Wednesday, November 14, 2018

Jim Grey's New Book, Textures of Ireland

Our mail usually arrives around the cocktail hour, providing an opportunity to sit back and leisurely concentrate on seeing what has been delivered.  Unfortunately, our mailbox is most often stuffed with junk mail which gets tossed without opening.  Then, I will sit down in front of the tv and the drink I have made will help a little bit to dull the jagged edges of the daily news.
Tuesday was a different story.  The mailman left a package on our front steps too big for the box.  I could tell immediately by the size and flat shape that it was a book I had been looking forward to: Jim Grey's latest, entitled Textures of Ireland.

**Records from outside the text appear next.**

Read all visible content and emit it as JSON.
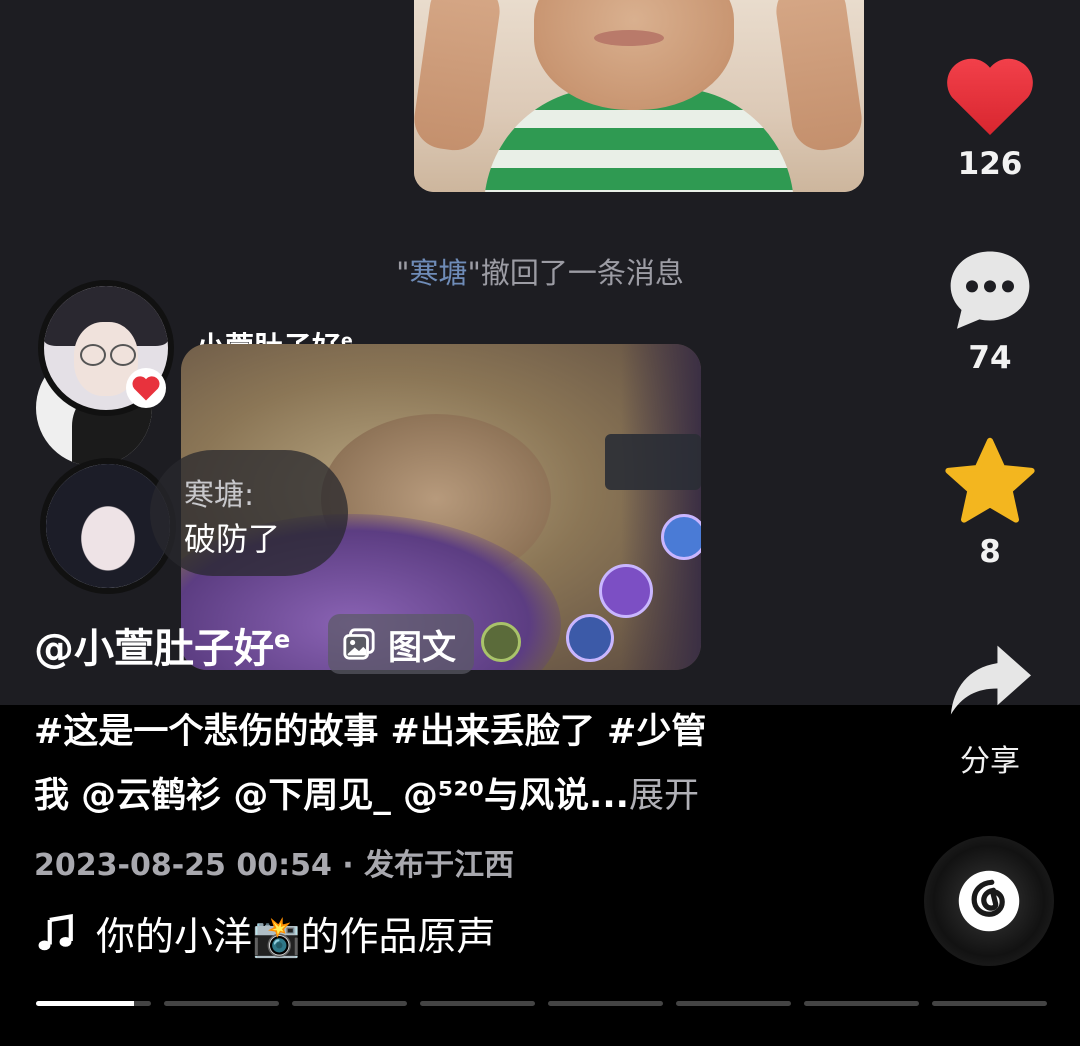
{
  "chat": {
    "recall_name": "寒塘",
    "recall_quote_open": "\"",
    "recall_quote_close": "\"",
    "recall_suffix": "撤回了一条消息",
    "sender_name": "小萱肚子好",
    "sender_sup": "e",
    "bubble_name": "寒塘:",
    "bubble_text": "破防了"
  },
  "post": {
    "author": "@小萱肚子好",
    "author_sup": "e",
    "tag_label": "图文",
    "desc_line1": "#这是一个悲伤的故事 #出来丢脸了 #少管",
    "desc_line2": "我 @云鹤衫 @下周见_ @⁵²⁰与风说...",
    "expand_label": "展开",
    "time_location": "2023-08-25 00:54 · 发布于江西",
    "music": "你的小洋📸的作品原声"
  },
  "rail": {
    "like_count": "126",
    "comment_count": "74",
    "favorite_count": "8",
    "share_label": "分享"
  },
  "progress": {
    "segments": 8,
    "active_index": 0,
    "active_fraction": 0.85
  },
  "colors": {
    "like": "#e8323d",
    "favorite": "#f3b61f",
    "recall_name": "#6f8cb8"
  }
}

So, there being no Guinness in the refrigerator, I mixed myself a Manhattan and sat down to enjoy Jim's new book, this one a travelogue of a journey to Ireland by Jim and his wife, Margaret.  The book's cover offers the perfect entry point to the narrative, a lusciously textured and toned image of the open front doors of Kylemore Abbey in Galway.  Jim's first book focused on a favorite camera, the images it makes and extensive explanations of the process of using the Pentax ME.  This new book about the Emerald Isle mostly lets the pictures speak for themselves.  There is an introduction in which the technical considerations are given their proper due.  Jim says he made a very large number of color images with his digital camera on the trip, but all the pictures in the book were produced by his Nikon N2000 loaded with Kodak's black and white T-MAX 400 film.  That seems an excellent combination to portray the rugged cliff-bordered coasts, quiet bays, quaint towns and ancient abbeys encountered on the tour which went through Portrush, Letterkenny, Donegal, Ardara, Killybegs, Sligo, Ballinrobe, Clifden, Oughterard and Barna.

One thing I have particularly enjoyed about both of Jim's books is the fact that they closely resemble the style and content of his photography blog, Down the Road.  The difference, of course, being that one can enjoy the high quality images on paper without the size limitations and unpredictable variability of any on line presentation.  Whether displayed on paper or on a screen, however, Jim's stories are always first rate, reflecting his dedication to achieving ever more mastery of image making and narration. Especially appreciated by me is that every blog post in Down the Road is fashioned by Jim to contribute to creating and sustaining a community of peers with a passion for photography.

The book, Textures of Ireland, is available on the Blurb publishing site where there is also a generous on line preview available.  Jim, himself, also distributes the book directly in pdf format at a reduced price.  He can be contacted through the email form in the About Page of his blog.

Monday, November 12, 2018

From one extreme to another

I spent time this week shooting two very different cameras.  I have made more pictures with my Vivitar Ultra-Wide and Slim than with the others in my camera collection with only a couple exceptions.  The little plastic point-and-shoot probably doesn't weigh an ounce.  It has no adjustments for speed or aperture, and a sharp two-element lens with a 22mm focal length that catches a finger a couple times in each roll of film.  The exposure latitude of modern color films like Fuji 200 makes the camera a lot more versatile in regard to varying light conditions than might at first be imagined.





The Kodak Monitor Six-20 was the end of the line for the company's medium format folding cameras that lasted over half a century.  It is the most capable of its type with auto frame advance, double-exposure prevention and a parallax correcting view finder.  My example has a very reliable Supermatic shutter with a 1/400 top speed and a coated four-element f4.5 Anastigmat Special lens.